Улицы Дефолт-сити в преддверии зимы выглядят еще более пустыми. Зияющие глазницы одиноких многоэтажек с сожалением смотрят друг на друга и в пустоту, и они наполнены осколками выбитых взрывной волной стекол, будто слезами. Их молчаливая чернота контрастирует с белым снежным налетом на подоконниках, хотя и она обманчива. Я заглядываю в окно одного из домов. Взору предстает кухня – на вид почти такая же, как моя. Хотя судить сложно, ведь все покрыто тонким слоем снега, под которым угадываются черты стоящей на столе тарелки, а также пары ножей и осколков кружки на полу. Я знаю, что если зайти внутрь, не будет покидать ощущение, что вот-вот вернутся хозяева, и незадачливому посетителю придется объяснять, что он делает здесь. Но раз за разом в эту квартиру, как и в тысячи других, возвращаются только снег, дождь и пыль. Можно пролистать семейные альбомы, прочесть записные книжки, и тогда эти люди ненадолго воскреснут в твоем воображении, но никогда – в реальности.

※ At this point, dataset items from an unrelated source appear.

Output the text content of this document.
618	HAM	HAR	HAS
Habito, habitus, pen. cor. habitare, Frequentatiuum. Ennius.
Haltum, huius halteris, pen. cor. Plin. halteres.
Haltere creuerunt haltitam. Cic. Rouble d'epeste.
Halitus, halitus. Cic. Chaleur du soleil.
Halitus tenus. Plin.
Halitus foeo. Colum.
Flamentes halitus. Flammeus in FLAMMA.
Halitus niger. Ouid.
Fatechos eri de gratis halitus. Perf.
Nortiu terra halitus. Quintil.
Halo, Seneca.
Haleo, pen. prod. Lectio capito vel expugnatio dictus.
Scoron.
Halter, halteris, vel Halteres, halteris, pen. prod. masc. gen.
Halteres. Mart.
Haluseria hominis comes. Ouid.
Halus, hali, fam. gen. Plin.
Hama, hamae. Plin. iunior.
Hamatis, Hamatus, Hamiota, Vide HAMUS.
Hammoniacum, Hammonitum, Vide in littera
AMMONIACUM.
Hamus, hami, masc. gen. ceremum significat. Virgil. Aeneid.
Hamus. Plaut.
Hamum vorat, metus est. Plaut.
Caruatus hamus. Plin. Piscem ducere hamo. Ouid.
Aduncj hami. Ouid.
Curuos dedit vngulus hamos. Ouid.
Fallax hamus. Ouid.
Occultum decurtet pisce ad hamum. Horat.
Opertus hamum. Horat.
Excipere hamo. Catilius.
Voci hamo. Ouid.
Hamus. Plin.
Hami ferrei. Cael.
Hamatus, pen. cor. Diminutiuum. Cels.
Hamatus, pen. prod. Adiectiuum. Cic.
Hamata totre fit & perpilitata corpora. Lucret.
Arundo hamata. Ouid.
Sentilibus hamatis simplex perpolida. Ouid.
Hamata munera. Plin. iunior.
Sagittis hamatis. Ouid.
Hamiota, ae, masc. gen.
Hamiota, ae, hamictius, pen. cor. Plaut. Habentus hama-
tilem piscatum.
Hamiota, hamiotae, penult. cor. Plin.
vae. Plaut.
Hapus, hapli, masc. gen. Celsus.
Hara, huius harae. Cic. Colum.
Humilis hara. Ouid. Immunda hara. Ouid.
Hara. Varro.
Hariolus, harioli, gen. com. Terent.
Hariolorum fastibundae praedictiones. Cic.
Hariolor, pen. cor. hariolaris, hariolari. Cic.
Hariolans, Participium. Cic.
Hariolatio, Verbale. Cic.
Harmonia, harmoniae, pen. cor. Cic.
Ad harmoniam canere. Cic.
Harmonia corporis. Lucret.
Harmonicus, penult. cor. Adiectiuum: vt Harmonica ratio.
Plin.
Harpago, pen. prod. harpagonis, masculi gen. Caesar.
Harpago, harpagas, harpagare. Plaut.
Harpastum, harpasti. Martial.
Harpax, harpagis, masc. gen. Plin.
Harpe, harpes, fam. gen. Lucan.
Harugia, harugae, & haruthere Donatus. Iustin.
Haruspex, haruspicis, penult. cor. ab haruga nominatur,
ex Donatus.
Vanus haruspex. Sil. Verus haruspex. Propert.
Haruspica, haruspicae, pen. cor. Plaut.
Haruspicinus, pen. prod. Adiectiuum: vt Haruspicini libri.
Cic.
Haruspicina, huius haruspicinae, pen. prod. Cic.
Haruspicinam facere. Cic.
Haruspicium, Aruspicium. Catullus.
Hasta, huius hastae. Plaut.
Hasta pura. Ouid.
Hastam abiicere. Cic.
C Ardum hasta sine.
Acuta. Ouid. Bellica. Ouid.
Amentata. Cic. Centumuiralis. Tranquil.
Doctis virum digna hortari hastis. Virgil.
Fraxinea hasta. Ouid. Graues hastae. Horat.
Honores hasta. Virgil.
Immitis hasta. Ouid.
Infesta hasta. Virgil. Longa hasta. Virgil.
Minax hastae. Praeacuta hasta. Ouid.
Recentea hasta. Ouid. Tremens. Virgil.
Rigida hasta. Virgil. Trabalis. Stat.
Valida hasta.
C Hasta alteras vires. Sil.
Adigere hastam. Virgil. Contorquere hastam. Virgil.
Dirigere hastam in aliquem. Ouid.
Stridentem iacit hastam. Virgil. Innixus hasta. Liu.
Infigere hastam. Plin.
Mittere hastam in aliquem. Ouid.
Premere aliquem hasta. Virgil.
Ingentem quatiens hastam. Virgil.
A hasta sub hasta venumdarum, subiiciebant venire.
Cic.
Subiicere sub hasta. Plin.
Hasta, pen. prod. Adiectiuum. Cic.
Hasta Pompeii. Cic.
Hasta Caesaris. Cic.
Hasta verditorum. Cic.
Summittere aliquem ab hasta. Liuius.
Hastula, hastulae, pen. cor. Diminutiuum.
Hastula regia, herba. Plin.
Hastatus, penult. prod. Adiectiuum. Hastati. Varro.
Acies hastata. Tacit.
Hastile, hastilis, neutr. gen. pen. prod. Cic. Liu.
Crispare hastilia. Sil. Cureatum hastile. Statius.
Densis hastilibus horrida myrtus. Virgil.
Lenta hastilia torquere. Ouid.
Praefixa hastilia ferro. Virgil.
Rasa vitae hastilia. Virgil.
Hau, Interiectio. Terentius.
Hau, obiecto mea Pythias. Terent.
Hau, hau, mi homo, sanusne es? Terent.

Люди говорят, что город скучает по своим жителям. Я им верю – я тоже считаю, что у вещей есть память. Некоторые рассказывают, что если прислушаться, то в таких вот пустых домах можно услышать скрип половиц, шепот, иногда даже, будто бы, обрывки речи. Мне не доводилось такого испытывать, но я слышала и другие истории. Лепрозорий, как зона нестабильная, полон сюрпризов. Порой те, кто ночует там, засыпают в брошенных, непригодных к эксплуатации квартирах, а просыпаются в уютно обставленных, залитых светом солнца жилищах. И по комнатам ходят люди, ведя свои диалоги и абсолютно не замечая рейдеров. Но все это длится лишь до того момента, пока сбитый с толку незваный гость не выбирается из квартиры. Тогда, вздумай он оглянуться, он вновь увидит гнилую мебель и истлевшую одежду.
Каждую зиму, с тех пор, как мы покинули бункер, меня не покидает ощущение того, что вся наша деятельность – лишь имитация настоящей жизни. Каким-то чудом восстановили инфраструктуру, пусть и в урезанном виде, начали вновь производить продукты питания. Но от удара оправиться мы так и не можем. На улицах в разы меньше людей, целые новые стекла – единственный признак жизни  – в двух-трех квартирах на десять домов. Есть, конечно, и совсем незаселенные районы. Даже если Дефолт-сити оправится и снова встанет на ноги, пятно Лепрозория с него не смоется. Ну а если не оправится, то природа возьмет свое.
С неба на землю спускаются мягкие хлопья, и я улыбаюсь. Снег такой, как мне и нравится. Я ловлю их ладонью, и снежинки тают, оставляя мокрые следы на моих пальцах. Вокруг почти ни души. Я оглядываюсь и вижу, что мои одинокие следы уже начинает припорошивать, а значит, пора двигаться дальше. Как по этой улице, так и по жизни.